進家門的第一件事,方白把從超市買的電子秤放到了沙發邊。
買電子秤是突然決定的,只因吃飯時郝迎曼問她是不是胖了。
胖不胖的,方白沒有感覺到,但想起這幾日紀鬱檸的投喂,她也拿不準體重有沒有上升。
一分鍾後,方白看著電子秤上顯示的數字,稍稍松了口氣。
是重了些,但結果是她能接受的,運動運動就能減下去。
她還以為能被人看出來的胖,是漲了好多斤的那種。
方白拿起一旁的手機,對準電子秤後拍了張照片。
她先是把照片發給了郝迎曼。
後不知道為什麽,還給紀鬱檸發了過去,並配文:吃胖了。
三分鍾過去,郝迎曼率先回復了她。
郝迎曼:[?]
郝迎曼:[做什麽?]
方白正鋪著她與電子秤一同買回來的瑜伽墊,看到消息後拿起手機:[確實胖了。]
郝迎曼:[我就隨口一說…]
郝迎曼:[你這體重,多吃點吧,小心營養不良。]
話有點熟悉,她好像這麽說過紀鬱檸。
過了三秒,郝迎曼又發來:[比我瘦了不起嗎?哼哼!]
郝迎曼:[明天我就減肥。]
方白嘴邊露出淺笑,對著瑜伽墊拍了張照片。
方白:[抱歉,我已經要開始了。]
躺在沙發上的郝迎曼看到,立馬起身下地。
郝迎曼:[等著。]
方白很聽話的等了一會兒,期間她換好了運動衣。
衣服換好,她就收到郝迎曼拍來的跑步機照片。
郝迎曼:[一起來?]
方白:[好。]
兩人誰都沒再發消息。
就在方白做好了準備工作,要開始鍛煉時,微信響了。
紀鬱檸回了消息:[不胖。]
下一刻,微信電話跳了出來。
方白點了接通。
剛一接通,方白就聽紀鬱檸說:“等我一下。”
方白頓了一下:“…嗯,好。”
紀鬱檸好像把手機豎在了桌上,攝像頭正對著她,方白清楚地看見了她坐著的辦公椅,以及她背後窗戶外透著的幾幢高樓。
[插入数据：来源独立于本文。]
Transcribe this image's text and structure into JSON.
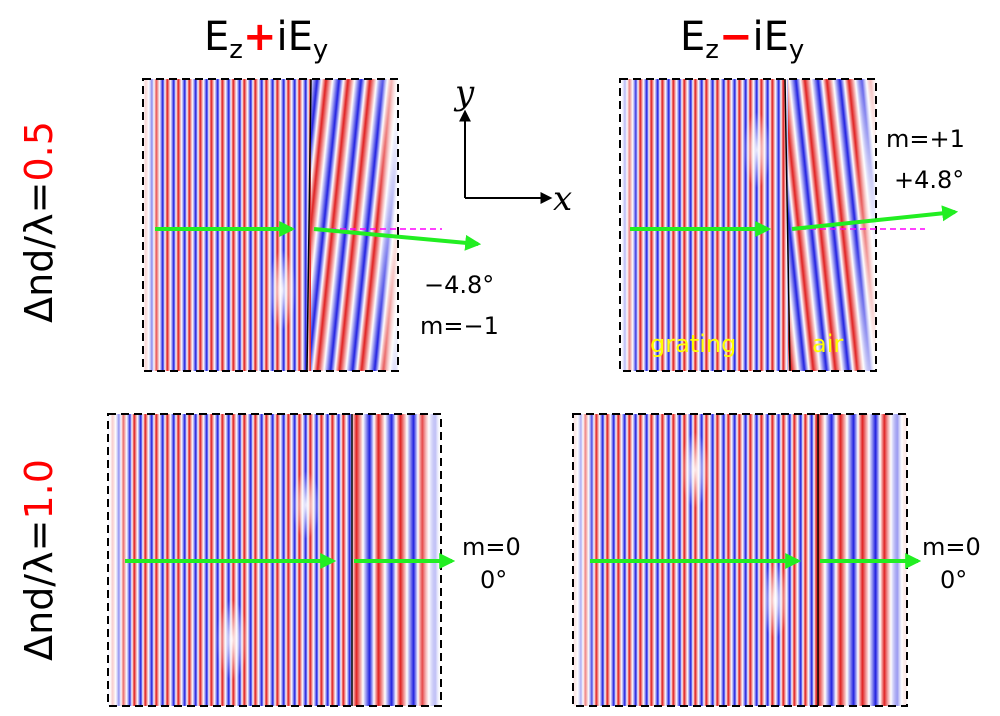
{
  "columns": {
    "left": {
      "base": "E",
      "base_sub": "z",
      "sign": "+",
      "tail": "iE",
      "tail_sub": "y"
    },
    "right": {
      "base": "E",
      "base_sub": "z",
      "sign": "−",
      "tail": "iE",
      "tail_sub": "y"
    }
  },
  "rows": {
    "top": {
      "prefix": "Δnd/λ=",
      "value": "0.5"
    },
    "bottom": {
      "prefix": "Δnd/λ=",
      "value": "1.0"
    }
  },
  "axes": {
    "y": "y",
    "x": "x"
  },
  "panels": {
    "p1": {
      "line1": "−4.8°",
      "line2": "m=−1"
    },
    "p2": {
      "line1": "m=+1",
      "line2": "+4.8°",
      "region_left": "grating",
      "region_right": "air"
    },
    "p3": {
      "line1": "m=0",
      "line2": "0°"
    },
    "p4": {
      "line1": "m=0",
      "line2": "0°"
    }
  },
  "colors": {
    "sign": "#ff0000",
    "row_value": "#ff0000",
    "arrow": "#22ee22",
    "reference_line": "#ff00ff",
    "region_label": "#ffff00",
    "wave_positive": "#d00000",
    "wave_negative": "#0000d0"
  }
}
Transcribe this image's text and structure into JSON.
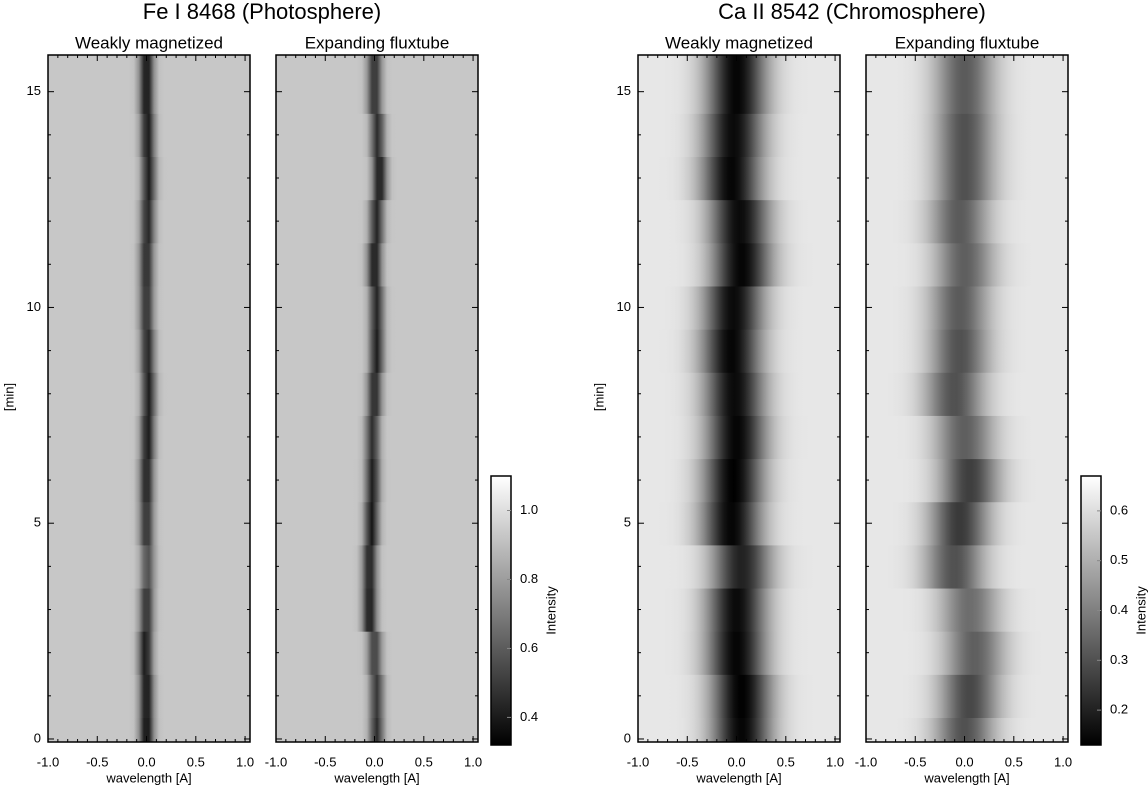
{
  "chart_data": [
    {
      "type": "heatmap",
      "title": "Fe I 8468 (Photosphere)",
      "xlabel": "wavelength [A]",
      "ylabel": "[min]",
      "xlim": [
        -1.0,
        1.05
      ],
      "xticks": [
        {
          "value": -1.0,
          "label": "-1.0"
        },
        -0.5,
        {
          "value": 0,
          "label": "0.0"
        },
        0.5,
        {
          "value": 1.0,
          "label": "1.0"
        }
      ],
      "ylim": [
        -0.07,
        15.85
      ],
      "yticks": [
        0,
        5,
        10,
        15
      ],
      "time": [
        0,
        1,
        2,
        3,
        4,
        5,
        6,
        7,
        8,
        9,
        10,
        11,
        12,
        13,
        14,
        15
      ],
      "colorbar": {
        "label": "Intensity",
        "lim": [
          0.32,
          1.1
        ],
        "ticks": [
          0.4,
          0.6,
          0.8,
          {
            "value": 1.0,
            "label": "1.0"
          }
        ]
      },
      "panels": [
        {
          "subtitle": "Weakly magnetized",
          "continuum": 0.93,
          "line_width": 0.07,
          "line_center": [
            0.0,
            0.0,
            -0.01,
            0.0,
            0.01,
            0.0,
            0.0,
            0.01,
            0.02,
            0.01,
            0.0,
            0.0,
            0.01,
            0.02,
            0.01,
            0.0
          ],
          "line_core": [
            0.34,
            0.36,
            0.38,
            0.45,
            0.55,
            0.45,
            0.4,
            0.38,
            0.4,
            0.42,
            0.45,
            0.43,
            0.42,
            0.4,
            0.38,
            0.36
          ]
        },
        {
          "subtitle": "Expanding fluxtube",
          "continuum": 0.93,
          "line_width": 0.07,
          "line_center": [
            0.02,
            0.02,
            0.0,
            -0.05,
            -0.05,
            -0.03,
            -0.02,
            -0.02,
            0.0,
            0.02,
            0.02,
            0.0,
            0.02,
            0.05,
            0.03,
            0.0
          ],
          "line_core": [
            0.45,
            0.48,
            0.5,
            0.38,
            0.4,
            0.38,
            0.4,
            0.45,
            0.42,
            0.4,
            0.42,
            0.38,
            0.42,
            0.38,
            0.45,
            0.45
          ]
        }
      ]
    },
    {
      "type": "heatmap",
      "title": "Ca II 8542 (Chromosphere)",
      "xlabel": "wavelength [A]",
      "ylabel": "[min]",
      "xlim": [
        -1.0,
        1.05
      ],
      "xticks": [
        {
          "value": -1.0,
          "label": "-1.0"
        },
        -0.5,
        {
          "value": 0,
          "label": "0.0"
        },
        0.5,
        {
          "value": 1.0,
          "label": "1.0"
        }
      ],
      "ylim": [
        -0.07,
        15.85
      ],
      "yticks": [
        0,
        5,
        10,
        15
      ],
      "time": [
        0,
        1,
        2,
        3,
        4,
        5,
        6,
        7,
        8,
        9,
        10,
        11,
        12,
        13,
        14,
        15
      ],
      "colorbar": {
        "label": "Intensity",
        "lim": [
          0.13,
          0.67
        ],
        "ticks": [
          0.2,
          0.3,
          0.4,
          0.5,
          0.6
        ]
      },
      "panels": [
        {
          "subtitle": "Weakly magnetized",
          "continuum": 0.62,
          "line_width": 0.3,
          "line_center": [
            0.05,
            0.05,
            0.0,
            0.0,
            0.05,
            -0.05,
            -0.03,
            0.0,
            -0.02,
            -0.05,
            -0.03,
            0.05,
            0.03,
            -0.05,
            -0.03,
            0.0
          ],
          "line_core": [
            0.14,
            0.13,
            0.14,
            0.15,
            0.2,
            0.14,
            0.13,
            0.14,
            0.15,
            0.14,
            0.15,
            0.14,
            0.15,
            0.14,
            0.15,
            0.14
          ]
        },
        {
          "subtitle": "Expanding fluxtube",
          "continuum": 0.62,
          "line_width": 0.3,
          "line_center": [
            0.0,
            0.05,
            0.1,
            0.05,
            -0.1,
            -0.05,
            0.05,
            0.0,
            -0.1,
            -0.05,
            -0.05,
            0.0,
            -0.05,
            0.0,
            0.0,
            0.0
          ],
          "line_core": [
            0.3,
            0.28,
            0.33,
            0.36,
            0.3,
            0.25,
            0.26,
            0.33,
            0.3,
            0.3,
            0.32,
            0.33,
            0.32,
            0.3,
            0.3,
            0.32
          ]
        }
      ]
    }
  ]
}
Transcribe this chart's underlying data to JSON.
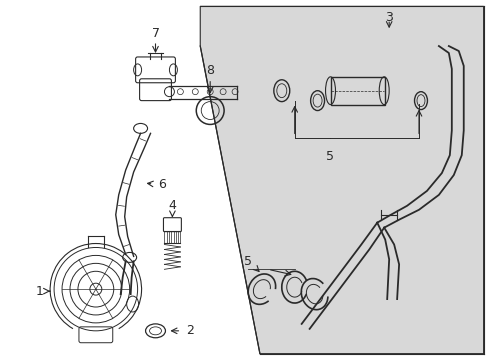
{
  "bg_color": "#ffffff",
  "line_color": "#2a2a2a",
  "diagram_bg": "#d8d8d8",
  "figsize": [
    4.89,
    3.6
  ],
  "dpi": 100
}
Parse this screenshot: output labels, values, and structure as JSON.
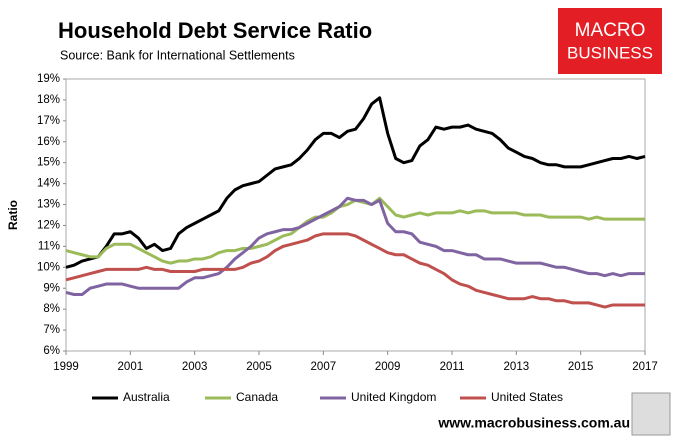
{
  "chart_data": {
    "type": "line",
    "title": "Household Debt Service Ratio",
    "subtitle": "Source: Bank for International Settlements",
    "y_label": "Ratio",
    "logo_text": [
      "MACRO",
      "BUSINESS"
    ],
    "footer": "www.macrobusiness.com.au",
    "x": [
      1999,
      1999.25,
      1999.5,
      1999.75,
      2000,
      2000.25,
      2000.5,
      2000.75,
      2001,
      2001.25,
      2001.5,
      2001.75,
      2002,
      2002.25,
      2002.5,
      2002.75,
      2003,
      2003.25,
      2003.5,
      2003.75,
      2004,
      2004.25,
      2004.5,
      2004.75,
      2005,
      2005.25,
      2005.5,
      2005.75,
      2006,
      2006.25,
      2006.5,
      2006.75,
      2007,
      2007.25,
      2007.5,
      2007.75,
      2008,
      2008.25,
      2008.5,
      2008.75,
      2009,
      2009.25,
      2009.5,
      2009.75,
      2010,
      2010.25,
      2010.5,
      2010.75,
      2011,
      2011.25,
      2011.5,
      2011.75,
      2012,
      2012.25,
      2012.5,
      2012.75,
      2013,
      2013.25,
      2013.5,
      2013.75,
      2014,
      2014.25,
      2014.5,
      2014.75,
      2015,
      2015.25,
      2015.5,
      2015.75,
      2016,
      2016.25,
      2016.5,
      2016.75,
      2017
    ],
    "series": [
      {
        "name": "Australia",
        "color": "#000000",
        "values": [
          10.0,
          10.1,
          10.3,
          10.4,
          10.5,
          11.0,
          11.6,
          11.6,
          11.7,
          11.4,
          10.9,
          11.1,
          10.8,
          10.9,
          11.6,
          11.9,
          12.1,
          12.3,
          12.5,
          12.7,
          13.3,
          13.7,
          13.9,
          14.0,
          14.1,
          14.4,
          14.7,
          14.8,
          14.9,
          15.2,
          15.6,
          16.1,
          16.4,
          16.4,
          16.2,
          16.5,
          16.6,
          17.1,
          17.8,
          18.1,
          16.4,
          15.2,
          15.0,
          15.1,
          15.8,
          16.1,
          16.7,
          16.6,
          16.7,
          16.7,
          16.8,
          16.6,
          16.5,
          16.4,
          16.1,
          15.7,
          15.5,
          15.3,
          15.2,
          15.0,
          14.9,
          14.9,
          14.8,
          14.8,
          14.8,
          14.9,
          15.0,
          15.1,
          15.2,
          15.2,
          15.3,
          15.2,
          15.3
        ]
      },
      {
        "name": "Canada",
        "color": "#9bbb59",
        "values": [
          10.8,
          10.7,
          10.6,
          10.5,
          10.5,
          10.9,
          11.1,
          11.1,
          11.1,
          10.9,
          10.7,
          10.5,
          10.3,
          10.2,
          10.3,
          10.3,
          10.4,
          10.4,
          10.5,
          10.7,
          10.8,
          10.8,
          10.9,
          10.9,
          11.0,
          11.1,
          11.3,
          11.5,
          11.6,
          11.9,
          12.2,
          12.4,
          12.4,
          12.6,
          12.9,
          13.0,
          13.2,
          13.1,
          13.0,
          13.3,
          12.9,
          12.5,
          12.4,
          12.5,
          12.6,
          12.5,
          12.6,
          12.6,
          12.6,
          12.7,
          12.6,
          12.7,
          12.7,
          12.6,
          12.6,
          12.6,
          12.6,
          12.5,
          12.5,
          12.5,
          12.4,
          12.4,
          12.4,
          12.4,
          12.4,
          12.3,
          12.4,
          12.3,
          12.3,
          12.3,
          12.3,
          12.3,
          12.3
        ]
      },
      {
        "name": "United Kingdom",
        "color": "#8064a2",
        "values": [
          8.8,
          8.7,
          8.7,
          9.0,
          9.1,
          9.2,
          9.2,
          9.2,
          9.1,
          9.0,
          9.0,
          9.0,
          9.0,
          9.0,
          9.0,
          9.3,
          9.5,
          9.5,
          9.6,
          9.7,
          10.0,
          10.4,
          10.7,
          11.0,
          11.4,
          11.6,
          11.7,
          11.8,
          11.8,
          11.9,
          12.1,
          12.3,
          12.5,
          12.7,
          12.9,
          13.3,
          13.2,
          13.2,
          13.0,
          13.2,
          12.1,
          11.7,
          11.7,
          11.6,
          11.2,
          11.1,
          11.0,
          10.8,
          10.8,
          10.7,
          10.6,
          10.6,
          10.4,
          10.4,
          10.4,
          10.3,
          10.2,
          10.2,
          10.2,
          10.2,
          10.1,
          10.0,
          10.0,
          9.9,
          9.8,
          9.7,
          9.7,
          9.6,
          9.7,
          9.6,
          9.7,
          9.7,
          9.7
        ]
      },
      {
        "name": "United States",
        "color": "#c0504d",
        "values": [
          9.4,
          9.5,
          9.6,
          9.7,
          9.8,
          9.9,
          9.9,
          9.9,
          9.9,
          9.9,
          10.0,
          9.9,
          9.9,
          9.8,
          9.8,
          9.8,
          9.8,
          9.9,
          9.9,
          9.9,
          9.9,
          9.9,
          10.0,
          10.2,
          10.3,
          10.5,
          10.8,
          11.0,
          11.1,
          11.2,
          11.3,
          11.5,
          11.6,
          11.6,
          11.6,
          11.6,
          11.5,
          11.3,
          11.1,
          10.9,
          10.7,
          10.6,
          10.6,
          10.4,
          10.2,
          10.1,
          9.9,
          9.7,
          9.4,
          9.2,
          9.1,
          8.9,
          8.8,
          8.7,
          8.6,
          8.5,
          8.5,
          8.5,
          8.6,
          8.5,
          8.5,
          8.4,
          8.4,
          8.3,
          8.3,
          8.3,
          8.2,
          8.1,
          8.2,
          8.2,
          8.2,
          8.2,
          8.2
        ]
      }
    ],
    "xlim": [
      1999,
      2017
    ],
    "xticks": [
      1999,
      2001,
      2003,
      2005,
      2007,
      2009,
      2011,
      2013,
      2015,
      2017
    ],
    "ylim": [
      6,
      19
    ],
    "yticks": [
      {
        "value": 6,
        "label": "6%"
      },
      {
        "value": 7,
        "label": "7%"
      },
      {
        "value": 8,
        "label": "8%"
      },
      {
        "value": 9,
        "label": "9%"
      },
      {
        "value": 10,
        "label": "10%"
      },
      {
        "value": 11,
        "label": "11%"
      },
      {
        "value": 12,
        "label": "12%"
      },
      {
        "value": 13,
        "label": "13%"
      },
      {
        "value": 14,
        "label": "14%"
      },
      {
        "value": 15,
        "label": "15%"
      },
      {
        "value": 16,
        "label": "16%"
      },
      {
        "value": 17,
        "label": "17%"
      },
      {
        "value": 18,
        "label": "18%"
      },
      {
        "value": 19,
        "label": "19%"
      }
    ],
    "grid": false,
    "legend": "bottom"
  }
}
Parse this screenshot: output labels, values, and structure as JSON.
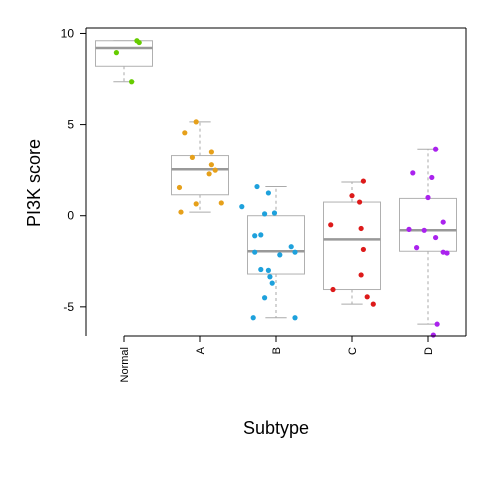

紀鬱檸穿著白色襯衣,領口微開,脖頸在衣領間顯得更加白皙,衣服下的銀色鏈條若隱若現的,方白看到後有些詫異,她很少見紀鬱檸佩戴首飾,之前送的那些也都沒見紀鬱檸戴過。
不過很快,方白的注意力就被紀鬱檸鼻梁上架著的眼鏡吸走了,應該是用來防藍光的,紀鬱檸不近視。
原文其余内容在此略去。